When I got diagnosed on February 28th I was sitting in my breast surgeon’s office with my sweeetheart Cliff and my “adopted” mom Barbara. I heard Dr. C say that my tumors and lymph nodes tested positive for cancer. She said it in some less-than-blunt way, first about the tumors then the part about the lymph nodes. But those words got consumed by my brain, which by that point already felt like it was under water, and went abruptly to the trash file instead of the memory. I do remember vividly, however, her saying that I needed to have the Brac-A testing because if I had the breast cancer gene then I should have both breasts and my ovaries removed because chances of cancer in the as-yet-unaffected areas was 60%. I remember the thought of that being as devastating as my having cancer in the first place.
It has been five-and-a-half months since then. I tested negative for the gene. I have made it through all my chemo. It was the hottest fire I have walked through, but I made it to the other side. As I approach surgery in nine days (not that I’m counting) I find myself not at all ready. Many of my fellow cancer babes have expressed that surgery was a relief for them because after surgery the cancer is OUT. I have been wondering what the hell is wrong with me that I don’t feel that way. Instead I feel so mournful about losing my breasts. Funky cell arrangement or not, they are mine. I know I’ll get fake ones, re-built ones, that are perky and will make my silhouette look wonderful. And I’ll even get a tummy-tuck out of the deal because they’ll use part of my stomach for reconstruction in the spring. But I don’t really care about that. I’m quite literally attached to my breasts, and I think they are beautiful.
While journaling this weekend I found myself writing that I felt sorrowful about surgery because I have nursed my babies with these breasts. I reflected back on that moment when Dr. C said that I might have to have my ovaries removed, too, and I think the reason that was so upsetting is because my ovaries provided the eggs for my children and my breasts loving nurtured them through five years, if you combine all the years we nursed. In one fell swoop she was talking about cutting all of those parts away. I know I can live without them. I know that I don’t intend to create more children or nurse more children in this lifetime. Those parts certainly aren’t even close to all that make me a mother and I don’t need them. But I am sentimental about them.

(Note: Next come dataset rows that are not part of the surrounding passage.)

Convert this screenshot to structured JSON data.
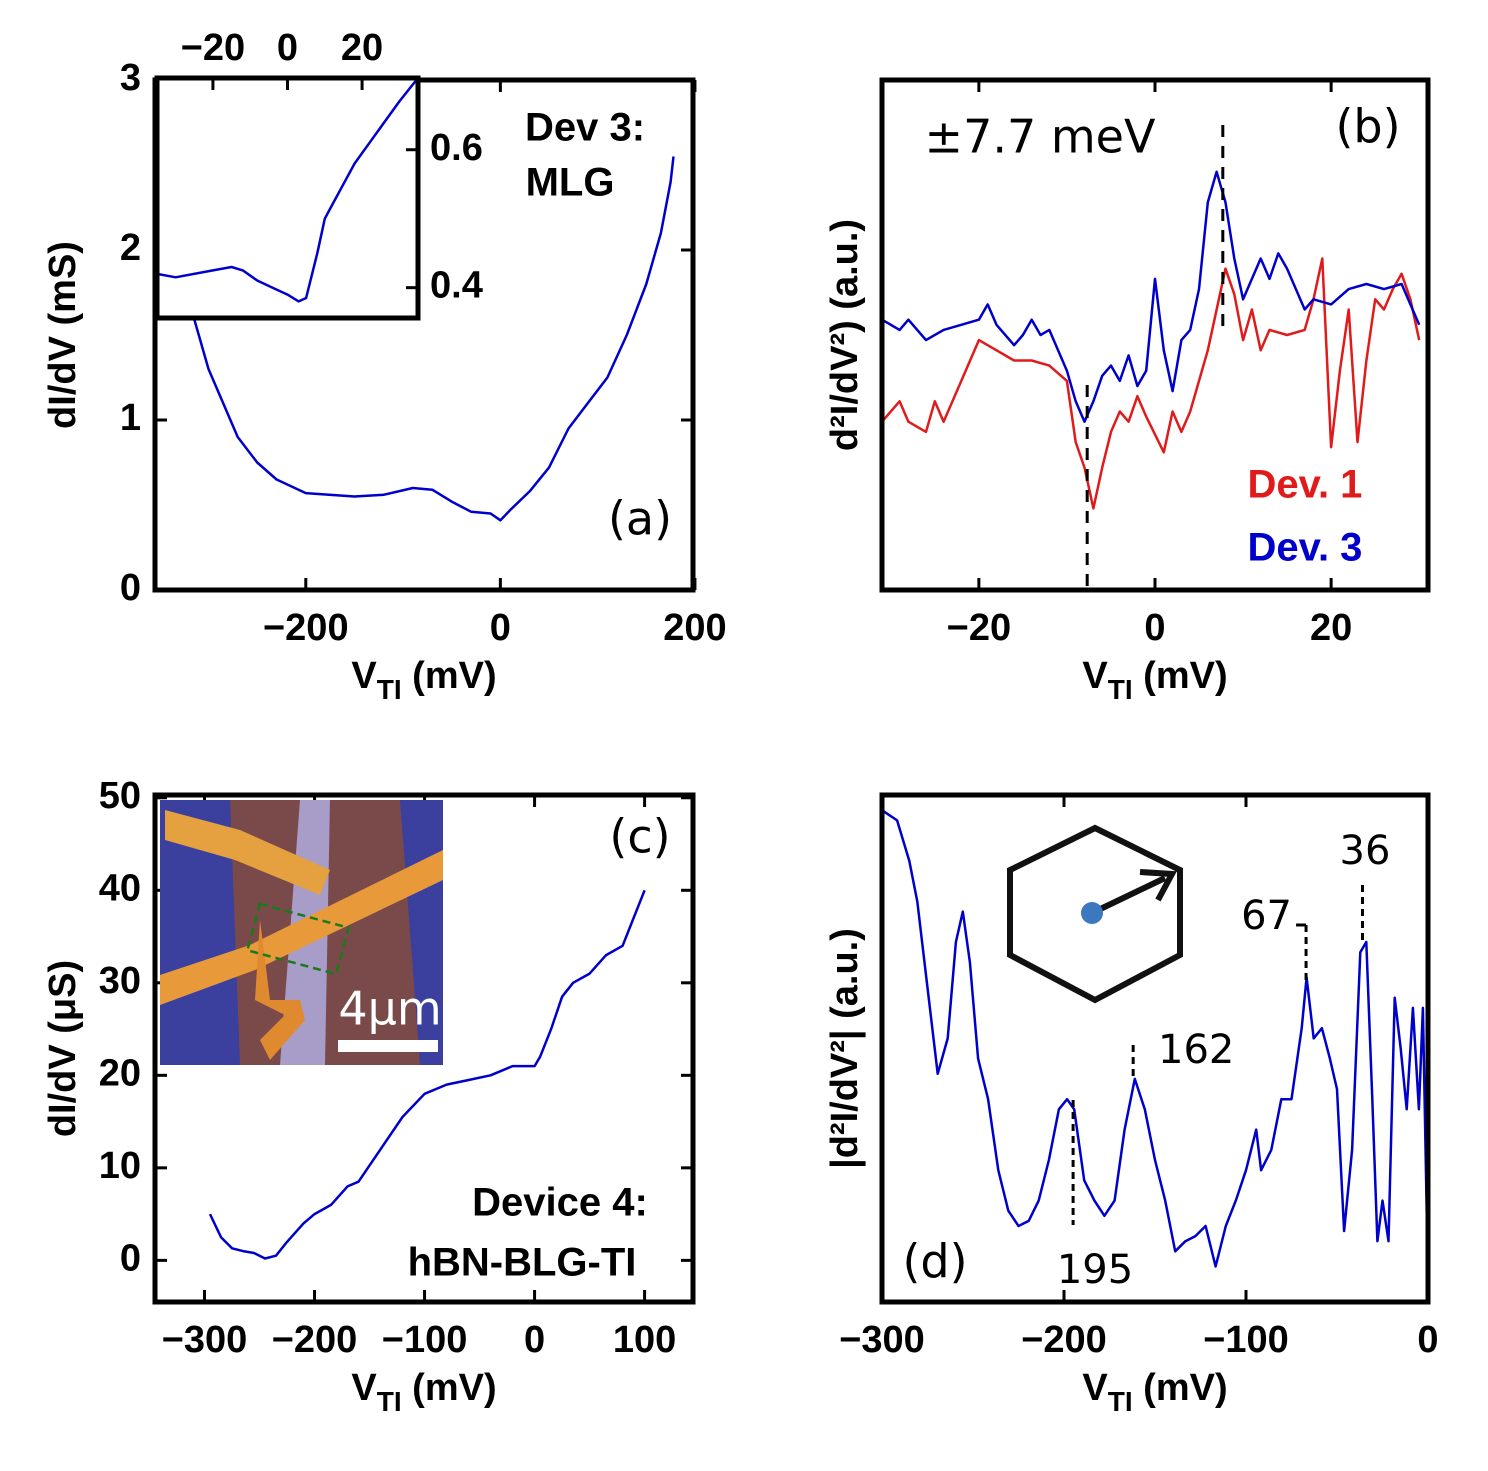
{
  "chart_data": [
    {
      "type": "line",
      "x_label": [
        "V",
        "TI",
        " (mV)"
      ],
      "y_label": "dI/dV (mS)",
      "x": [
        -315,
        -300,
        -285,
        -270,
        -250,
        -230,
        -200,
        -150,
        -120,
        -90,
        -70,
        -50,
        -30,
        -10,
        0,
        10,
        30,
        50,
        70,
        90,
        110,
        130,
        150,
        165,
        175,
        178
      ],
      "series": [
        {
          "name": "Dev 3",
          "color": "#0000cc",
          "values": [
            1.6,
            1.3,
            1.1,
            0.9,
            0.75,
            0.65,
            0.57,
            0.55,
            0.56,
            0.6,
            0.59,
            0.52,
            0.46,
            0.45,
            0.41,
            0.47,
            0.58,
            0.72,
            0.95,
            1.1,
            1.25,
            1.5,
            1.8,
            2.1,
            2.4,
            2.55
          ]
        }
      ],
      "xlim": [
        -355,
        198
      ],
      "ylim": [
        0,
        3
      ],
      "xticks": [
        {
          "value": -200,
          "label": "−200"
        },
        0,
        200
      ],
      "yticks": [
        0,
        1,
        2,
        3
      ],
      "annotations": [
        "Dev 3:",
        "MLG",
        "(a)"
      ]
    },
    {
      "type": "line",
      "x": [
        -35,
        -30,
        -20,
        -15,
        -12,
        -8,
        -4,
        0,
        3,
        5,
        8,
        10,
        12,
        15,
        18,
        22,
        26,
        30,
        35
      ],
      "series": [
        {
          "color": "#0000cc",
          "values": [
            0.42,
            0.415,
            0.425,
            0.43,
            0.425,
            0.41,
            0.4,
            0.39,
            0.38,
            0.385,
            0.45,
            0.5,
            0.52,
            0.55,
            0.58,
            0.61,
            0.64,
            0.67,
            0.704
          ]
        }
      ],
      "xlim": [
        -35,
        35
      ],
      "ylim": [
        0.356,
        0.704
      ],
      "xticks": [
        {
          "value": -20,
          "label": "−20"
        },
        0,
        20
      ],
      "yticks": [
        0.4,
        0.6
      ]
    },
    {
      "type": "line",
      "x_label": [
        "V",
        "TI",
        " (mV)"
      ],
      "y_label": "d²I/dV²) (a.u.)",
      "series": [
        {
          "name": "Dev. 1",
          "color": "#e01b1b",
          "x": [
            -31,
            -29,
            -28,
            -26,
            -25,
            -24,
            -22,
            -20,
            -18,
            -16,
            -14,
            -12,
            -10,
            -9,
            -8,
            -7,
            -6,
            -5,
            -4,
            -3,
            -2,
            -1,
            1,
            2,
            3,
            4,
            6,
            8,
            9,
            10,
            11,
            12,
            13,
            15,
            17,
            18,
            19,
            20,
            21,
            22,
            23,
            24,
            25,
            26,
            27,
            28,
            29,
            30
          ],
          "values": [
            0.33,
            0.37,
            0.33,
            0.31,
            0.37,
            0.33,
            0.41,
            0.49,
            0.47,
            0.45,
            0.45,
            0.44,
            0.41,
            0.29,
            0.24,
            0.16,
            0.24,
            0.31,
            0.35,
            0.33,
            0.38,
            0.34,
            0.27,
            0.35,
            0.31,
            0.35,
            0.47,
            0.63,
            0.58,
            0.49,
            0.55,
            0.47,
            0.51,
            0.5,
            0.51,
            0.57,
            0.65,
            0.28,
            0.43,
            0.55,
            0.29,
            0.45,
            0.57,
            0.55,
            0.59,
            0.62,
            0.57,
            0.49
          ]
        },
        {
          "name": "Dev. 3",
          "color": "#0000cc",
          "x": [
            -31,
            -29,
            -28,
            -26,
            -24,
            -22,
            -20,
            -19,
            -18,
            -16,
            -15,
            -14,
            -13,
            -12,
            -10,
            -9,
            -8,
            -7,
            -6,
            -5,
            -4,
            -3,
            -2,
            -1,
            0,
            1,
            2,
            3,
            4,
            5,
            6,
            7,
            8,
            9,
            10,
            11,
            12,
            13,
            14,
            15,
            16,
            17,
            18,
            20,
            22,
            24,
            26,
            28,
            30
          ],
          "values": [
            0.53,
            0.51,
            0.53,
            0.49,
            0.51,
            0.52,
            0.53,
            0.56,
            0.52,
            0.48,
            0.5,
            0.53,
            0.5,
            0.51,
            0.43,
            0.37,
            0.33,
            0.37,
            0.42,
            0.44,
            0.41,
            0.46,
            0.4,
            0.43,
            0.61,
            0.47,
            0.39,
            0.49,
            0.51,
            0.59,
            0.76,
            0.82,
            0.76,
            0.65,
            0.57,
            0.61,
            0.65,
            0.61,
            0.66,
            0.63,
            0.59,
            0.55,
            0.57,
            0.56,
            0.59,
            0.6,
            0.59,
            0.6,
            0.52
          ]
        }
      ],
      "xlim": [
        -31,
        31
      ],
      "ylim": [
        0,
        1
      ],
      "xticks": [
        {
          "value": -20,
          "label": "−20"
        },
        0,
        20
      ],
      "markers": [
        -7.7,
        7.7
      ],
      "annotations": [
        "±7.7 meV",
        "(b)"
      ]
    },
    {
      "type": "line",
      "x_label": [
        "V",
        "TI",
        " (mV)"
      ],
      "y_label": "dI/dV (μS)",
      "x": [
        -295,
        -285,
        -275,
        -265,
        -255,
        -245,
        -235,
        -225,
        -210,
        -200,
        -185,
        -170,
        -160,
        -140,
        -120,
        -100,
        -80,
        -60,
        -40,
        -20,
        -5,
        0,
        5,
        15,
        25,
        35,
        50,
        65,
        80,
        90,
        100
      ],
      "series": [
        {
          "color": "#0000cc",
          "values": [
            5,
            2.5,
            1.3,
            1,
            0.8,
            0.2,
            0.5,
            2,
            4,
            5,
            6,
            8,
            8.5,
            12,
            15.5,
            18,
            19,
            19.5,
            20,
            21,
            21,
            21,
            22,
            25,
            28.5,
            30,
            31,
            33,
            34,
            37,
            40
          ]
        }
      ],
      "xlim": [
        -345,
        144
      ],
      "ylim": [
        -4.5,
        50.3
      ],
      "xticks": [
        {
          "value": -300,
          "label": "−300"
        },
        {
          "value": -200,
          "label": "−200"
        },
        {
          "value": -100,
          "label": "−100"
        },
        0,
        100
      ],
      "yticks": [
        0,
        10,
        20,
        30,
        40,
        50
      ],
      "annotations": [
        "(c)",
        "Device 4:",
        "hBN-BLG-TI",
        "4μm"
      ]
    },
    {
      "type": "line",
      "x_label": [
        "V",
        "TI",
        " (mV)"
      ],
      "y_label": "|d²I/dV²| (a.u.)",
      "x": [
        -300,
        -291.7,
        -285,
        -280.6,
        -275,
        -269.4,
        -263.9,
        -259.4,
        -255.6,
        -251.7,
        -247.2,
        -241.7,
        -236.1,
        -230.6,
        -225,
        -219.4,
        -213.9,
        -208.3,
        -202.8,
        -198.3,
        -194.4,
        -188.9,
        -183.3,
        -177.8,
        -172.2,
        -166.7,
        -161.1,
        -155.6,
        -150,
        -144.4,
        -138.9,
        -133.3,
        -127.8,
        -122.2,
        -116.7,
        -111.1,
        -105.6,
        -100,
        -94.4,
        -91.7,
        -86.1,
        -80.6,
        -75,
        -69.4,
        -66.7,
        -62.8,
        -58.3,
        -53.9,
        -50,
        -46.1,
        -41.7,
        -37.2,
        -33.9,
        -30.6,
        -27.8,
        -25,
        -21.7,
        -18.3,
        -15,
        -11.7,
        -8.3,
        -5,
        -2.8,
        0
      ],
      "series": [
        {
          "color": "#0000cc",
          "values": [
            0.97,
            0.95,
            0.87,
            0.79,
            0.62,
            0.45,
            0.52,
            0.71,
            0.77,
            0.67,
            0.48,
            0.4,
            0.26,
            0.18,
            0.15,
            0.16,
            0.2,
            0.28,
            0.38,
            0.4,
            0.38,
            0.24,
            0.2,
            0.17,
            0.2,
            0.34,
            0.44,
            0.38,
            0.28,
            0.2,
            0.1,
            0.12,
            0.13,
            0.15,
            0.07,
            0.15,
            0.2,
            0.26,
            0.34,
            0.26,
            0.3,
            0.4,
            0.4,
            0.54,
            0.64,
            0.52,
            0.54,
            0.48,
            0.42,
            0.14,
            0.3,
            0.69,
            0.71,
            0.4,
            0.12,
            0.2,
            0.12,
            0.6,
            0.5,
            0.38,
            0.58,
            0.38,
            0.58,
            0.04
          ]
        }
      ],
      "xlim": [
        -300,
        0
      ],
      "ylim": [
        0,
        1
      ],
      "xticks": [
        {
          "value": -300,
          "label": "−300"
        },
        {
          "value": -200,
          "label": "−200"
        },
        {
          "value": -100,
          "label": "−100"
        },
        0
      ],
      "peaks": [
        {
          "x": -195,
          "label": "195"
        },
        {
          "x": -162,
          "label": "162"
        },
        {
          "x": -67,
          "label": "67"
        },
        {
          "x": -36,
          "label": "36"
        }
      ],
      "annotations": [
        "(d)"
      ]
    }
  ]
}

I think of all the times I looked down at a baby nursing so happily at my breast, and the sweetness and love that I felt surging through my body and into theirs. I remember the first moment that Grace nursed, when she was two weeks old in the NICU. I had begged and pleaded with the neonatologist to let me nurse her instead of giving her bottles of breast milk fortified with powder, which she promptly spit up every time. Sure enough, the moment she started nursing was the moment she started growing and thriving and it was the thing that taught me right out of the parenting gate that nobody knew more what was best for her than me.
That is the reason I mourn the loss of these breasts and nipples and milk ducts. I might find relief after surgery that the cancer is gone. But I am certain I will have the memory of those sweet nursing moments long after my breasts have been replaced. And I AM grateful to keep my ovaries!